The original Harvard machine, the Mark I, stored instructions on a punched paper tape and data in electro-mechanical counters. This, however, was entirely due to the limitations of technology available at the time. Today a Harvard machine such as the PIC microcontroller might use 12-bit wide flash memory for instructions, and 8-bit wide SRAM for data. In contrast, a von Neumann microcontroller such as an ARM7TDMI, or a modified Harvard ARM9 core, necessarily provides uniform access to flash memory and SRAM (as 8 bit bytes, in those cases).
Outside of applications where a cacheless DSP or microcontroller is required, most modern processors have a CPU cache which partitions instruction and data.
There are also processors which are Harvard machines by the most rigorous definition (that program and data memory occupy different address spaces), and are only modified in the weak sense that there are operations to read and/or write program memory as data. For example, LPM (Load Program Memory) and SPM (Store Program Memory) instructions in the Atmel AVR implement such a modification. Similar solutions are found in other microcontrollers such as the PIC and Z8Encore!, many families of digital signal processors such as the TI C55x cores, and more. Because instruction execution is still restricted to the program address space, these processors are very unlike von Neumann machines. External wiring can also convert a strictly Harvard CPU core into an modified Harvard one, for example by simply combining `PSEN#` (program space read) and `RD#` (external data space read) signals externally through an AND gate on a Intel 8051 family microcontroller, the microcontroller are said to be "von Neumann connected," as the external data and program address spaces become unified.

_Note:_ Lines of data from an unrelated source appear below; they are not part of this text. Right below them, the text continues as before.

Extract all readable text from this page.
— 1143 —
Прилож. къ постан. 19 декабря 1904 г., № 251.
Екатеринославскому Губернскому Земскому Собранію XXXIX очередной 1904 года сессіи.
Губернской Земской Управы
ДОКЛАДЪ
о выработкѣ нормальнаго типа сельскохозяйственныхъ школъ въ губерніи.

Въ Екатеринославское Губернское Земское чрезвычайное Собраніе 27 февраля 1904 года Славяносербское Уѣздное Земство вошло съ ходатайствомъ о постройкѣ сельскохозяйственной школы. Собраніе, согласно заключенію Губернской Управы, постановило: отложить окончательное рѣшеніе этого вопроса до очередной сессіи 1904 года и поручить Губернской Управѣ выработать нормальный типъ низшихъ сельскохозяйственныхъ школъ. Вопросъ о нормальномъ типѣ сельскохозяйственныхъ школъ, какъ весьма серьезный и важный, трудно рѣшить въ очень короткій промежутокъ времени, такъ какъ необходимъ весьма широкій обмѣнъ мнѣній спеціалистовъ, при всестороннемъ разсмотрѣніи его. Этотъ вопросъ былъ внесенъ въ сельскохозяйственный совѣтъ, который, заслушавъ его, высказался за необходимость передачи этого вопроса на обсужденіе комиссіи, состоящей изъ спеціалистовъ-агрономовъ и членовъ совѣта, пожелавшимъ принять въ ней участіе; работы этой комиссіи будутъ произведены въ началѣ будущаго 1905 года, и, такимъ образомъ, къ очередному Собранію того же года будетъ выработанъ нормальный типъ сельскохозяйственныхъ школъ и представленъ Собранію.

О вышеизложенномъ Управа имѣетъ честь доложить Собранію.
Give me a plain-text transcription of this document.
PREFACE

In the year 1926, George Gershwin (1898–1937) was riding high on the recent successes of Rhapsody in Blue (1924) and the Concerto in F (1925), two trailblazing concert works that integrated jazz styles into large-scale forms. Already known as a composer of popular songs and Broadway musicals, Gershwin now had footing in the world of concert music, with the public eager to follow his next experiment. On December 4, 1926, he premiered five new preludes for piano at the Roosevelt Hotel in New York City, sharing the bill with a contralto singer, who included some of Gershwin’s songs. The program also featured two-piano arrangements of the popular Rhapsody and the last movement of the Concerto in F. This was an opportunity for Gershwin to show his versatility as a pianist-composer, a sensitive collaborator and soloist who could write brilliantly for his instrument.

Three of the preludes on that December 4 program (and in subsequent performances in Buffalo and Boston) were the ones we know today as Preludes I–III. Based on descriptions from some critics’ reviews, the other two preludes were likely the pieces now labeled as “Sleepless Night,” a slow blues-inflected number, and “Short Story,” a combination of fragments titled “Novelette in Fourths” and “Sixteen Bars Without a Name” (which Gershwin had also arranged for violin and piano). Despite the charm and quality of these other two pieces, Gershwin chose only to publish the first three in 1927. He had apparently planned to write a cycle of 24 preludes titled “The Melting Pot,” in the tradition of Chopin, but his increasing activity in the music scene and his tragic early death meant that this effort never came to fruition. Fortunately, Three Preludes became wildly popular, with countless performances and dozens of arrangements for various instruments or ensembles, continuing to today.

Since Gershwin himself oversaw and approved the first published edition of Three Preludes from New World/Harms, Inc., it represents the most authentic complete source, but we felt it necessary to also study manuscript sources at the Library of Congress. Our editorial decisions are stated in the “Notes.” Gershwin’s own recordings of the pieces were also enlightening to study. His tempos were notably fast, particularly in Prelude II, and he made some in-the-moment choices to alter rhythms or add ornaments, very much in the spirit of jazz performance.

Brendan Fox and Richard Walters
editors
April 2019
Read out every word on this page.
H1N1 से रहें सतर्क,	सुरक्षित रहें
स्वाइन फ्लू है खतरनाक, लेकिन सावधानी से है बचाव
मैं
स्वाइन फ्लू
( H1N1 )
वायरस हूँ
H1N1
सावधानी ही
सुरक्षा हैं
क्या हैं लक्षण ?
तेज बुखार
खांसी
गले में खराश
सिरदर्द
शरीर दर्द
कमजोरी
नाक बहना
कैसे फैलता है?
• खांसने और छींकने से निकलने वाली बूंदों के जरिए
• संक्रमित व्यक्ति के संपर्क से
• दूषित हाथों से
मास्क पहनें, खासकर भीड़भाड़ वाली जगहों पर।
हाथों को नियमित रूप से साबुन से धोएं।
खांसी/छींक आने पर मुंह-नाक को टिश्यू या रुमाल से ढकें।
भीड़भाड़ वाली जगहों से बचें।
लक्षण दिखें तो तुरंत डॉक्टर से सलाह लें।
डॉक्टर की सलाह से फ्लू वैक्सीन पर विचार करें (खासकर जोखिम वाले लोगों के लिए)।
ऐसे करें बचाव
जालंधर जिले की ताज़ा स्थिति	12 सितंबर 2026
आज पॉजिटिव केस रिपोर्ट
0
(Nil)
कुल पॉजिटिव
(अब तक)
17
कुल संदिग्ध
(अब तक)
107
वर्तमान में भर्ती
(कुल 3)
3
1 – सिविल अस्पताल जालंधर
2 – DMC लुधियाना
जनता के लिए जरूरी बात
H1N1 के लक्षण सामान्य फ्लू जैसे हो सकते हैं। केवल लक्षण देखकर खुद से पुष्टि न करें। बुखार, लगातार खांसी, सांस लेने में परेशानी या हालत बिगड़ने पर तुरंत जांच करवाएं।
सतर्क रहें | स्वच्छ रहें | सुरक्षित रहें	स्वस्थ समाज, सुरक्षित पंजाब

Having separate address spaces creates certain difficulties in programming with high-level languages that do not directly support the notion that tables of read-only data might be in a different address space from normal writable data (and thus need to be read using different instructions). The C programming language can support multiple address spaces either through non-standard extensions[a] or through the now standardized extensions to support embedded processors.